What is the actual meaning of meditation?

If we want to delve into the birth and history of the word, multiple etymological dictionaries suggest that the word entered the evolving Western languages in the 16th century from the Latin “meditatus” or “meditatio”, a past participle of “meditari” (which means “to think, reflect, consider or take into account” measures; plan in the mind or “employ the mind in thought or contemplation, especially in a religious way. Author, historian and theologian Gervase Holdaway shrugs the accounts of “meditation” that arrived in the 16th century and traced the first use of the term “meditation” (and the first traceable concept of meditation in Western language) as part of a spiritual process for 12th century French and Italian monks. Meditation is a contemplative practice, carried out through various religious and spiritual traditions as a means to calm, focus and transform the mind. Persist in your practice and you'll find that meditation is a means to free yourself from worries that corrode you.

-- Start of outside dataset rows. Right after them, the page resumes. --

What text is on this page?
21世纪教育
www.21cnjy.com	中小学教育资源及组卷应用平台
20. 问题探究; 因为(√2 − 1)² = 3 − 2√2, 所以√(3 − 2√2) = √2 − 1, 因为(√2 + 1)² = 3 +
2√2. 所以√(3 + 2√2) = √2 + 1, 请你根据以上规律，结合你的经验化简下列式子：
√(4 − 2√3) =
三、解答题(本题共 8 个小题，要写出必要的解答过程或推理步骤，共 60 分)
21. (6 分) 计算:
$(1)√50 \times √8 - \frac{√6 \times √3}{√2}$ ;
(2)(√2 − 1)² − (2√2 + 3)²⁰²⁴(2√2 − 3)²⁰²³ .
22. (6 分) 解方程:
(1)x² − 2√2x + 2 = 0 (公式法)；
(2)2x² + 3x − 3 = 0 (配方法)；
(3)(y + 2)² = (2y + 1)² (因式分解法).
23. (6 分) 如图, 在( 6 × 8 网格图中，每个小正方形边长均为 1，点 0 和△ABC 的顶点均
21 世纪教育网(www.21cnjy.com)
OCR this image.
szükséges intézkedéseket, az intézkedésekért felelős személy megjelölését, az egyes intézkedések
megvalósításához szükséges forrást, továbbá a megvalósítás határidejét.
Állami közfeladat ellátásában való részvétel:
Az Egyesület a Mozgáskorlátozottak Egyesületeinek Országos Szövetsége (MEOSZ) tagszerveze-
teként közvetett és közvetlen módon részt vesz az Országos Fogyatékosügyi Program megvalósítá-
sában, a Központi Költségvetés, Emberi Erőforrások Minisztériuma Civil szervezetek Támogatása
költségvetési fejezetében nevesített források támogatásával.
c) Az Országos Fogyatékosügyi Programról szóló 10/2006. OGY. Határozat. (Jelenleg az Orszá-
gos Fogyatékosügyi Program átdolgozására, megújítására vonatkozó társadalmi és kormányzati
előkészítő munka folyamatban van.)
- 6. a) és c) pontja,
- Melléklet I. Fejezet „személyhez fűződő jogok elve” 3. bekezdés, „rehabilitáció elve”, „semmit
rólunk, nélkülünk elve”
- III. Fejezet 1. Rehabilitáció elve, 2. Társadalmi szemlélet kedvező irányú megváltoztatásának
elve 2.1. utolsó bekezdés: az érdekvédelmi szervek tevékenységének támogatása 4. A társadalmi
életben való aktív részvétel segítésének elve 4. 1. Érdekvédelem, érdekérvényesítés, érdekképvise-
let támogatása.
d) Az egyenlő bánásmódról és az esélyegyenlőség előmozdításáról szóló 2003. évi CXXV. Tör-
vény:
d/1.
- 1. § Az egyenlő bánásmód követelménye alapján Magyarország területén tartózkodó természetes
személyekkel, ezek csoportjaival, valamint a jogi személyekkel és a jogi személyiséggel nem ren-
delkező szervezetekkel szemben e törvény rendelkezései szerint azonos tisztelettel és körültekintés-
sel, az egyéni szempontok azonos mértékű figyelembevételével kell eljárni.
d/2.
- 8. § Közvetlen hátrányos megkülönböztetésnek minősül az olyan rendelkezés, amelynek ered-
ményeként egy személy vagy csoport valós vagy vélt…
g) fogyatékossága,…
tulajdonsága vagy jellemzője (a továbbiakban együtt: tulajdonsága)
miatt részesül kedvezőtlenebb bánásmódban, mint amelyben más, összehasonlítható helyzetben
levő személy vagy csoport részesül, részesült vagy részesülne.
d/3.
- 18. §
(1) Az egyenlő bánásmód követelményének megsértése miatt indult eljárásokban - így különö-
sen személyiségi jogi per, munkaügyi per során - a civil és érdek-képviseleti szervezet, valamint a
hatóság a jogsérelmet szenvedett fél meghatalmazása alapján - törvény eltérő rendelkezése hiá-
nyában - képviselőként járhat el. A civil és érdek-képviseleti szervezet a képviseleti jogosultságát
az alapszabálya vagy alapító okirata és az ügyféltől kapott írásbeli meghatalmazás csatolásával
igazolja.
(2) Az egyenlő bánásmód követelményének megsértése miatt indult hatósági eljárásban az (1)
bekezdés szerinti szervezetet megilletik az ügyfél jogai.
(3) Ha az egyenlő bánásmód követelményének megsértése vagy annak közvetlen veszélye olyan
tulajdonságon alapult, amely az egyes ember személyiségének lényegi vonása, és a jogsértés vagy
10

Mindfulness can focus on different problems, such as depression, which means that your approach may differ from practice to practice. Meditation is a deliberate means of changing the course of this current and, in turn, of altering the way you perceive and respond to the world around you. Meditation is a practical means to calm down, to let go of your prejudices and see what it is, openly and clearly. Meditation in English is derived from Old French meditacioun, in turn from the Latin meditatio of a verb meditari, which means to think, contemplate, ideate, reflect.

Some people use the word meditate when they mean thinking or contemplating; others use it to refer to daydreaming or fantasizing. While the conceptual meaning of meditation is deeply related to care, consideration and peace, the benefits of meditation are numerous and worth reading. CE), according to several contemporary scholars and scholar-practitioners, is actually a description of the development of perfected equanimity and mindfulness, apparently induced by satipatthana, an open monitoring of breathing, without trying to regulate it. Meditation is not part of any religion; it is a science, which means that the meditation process follows a particular order, has defined principles, and produces results that can be verified.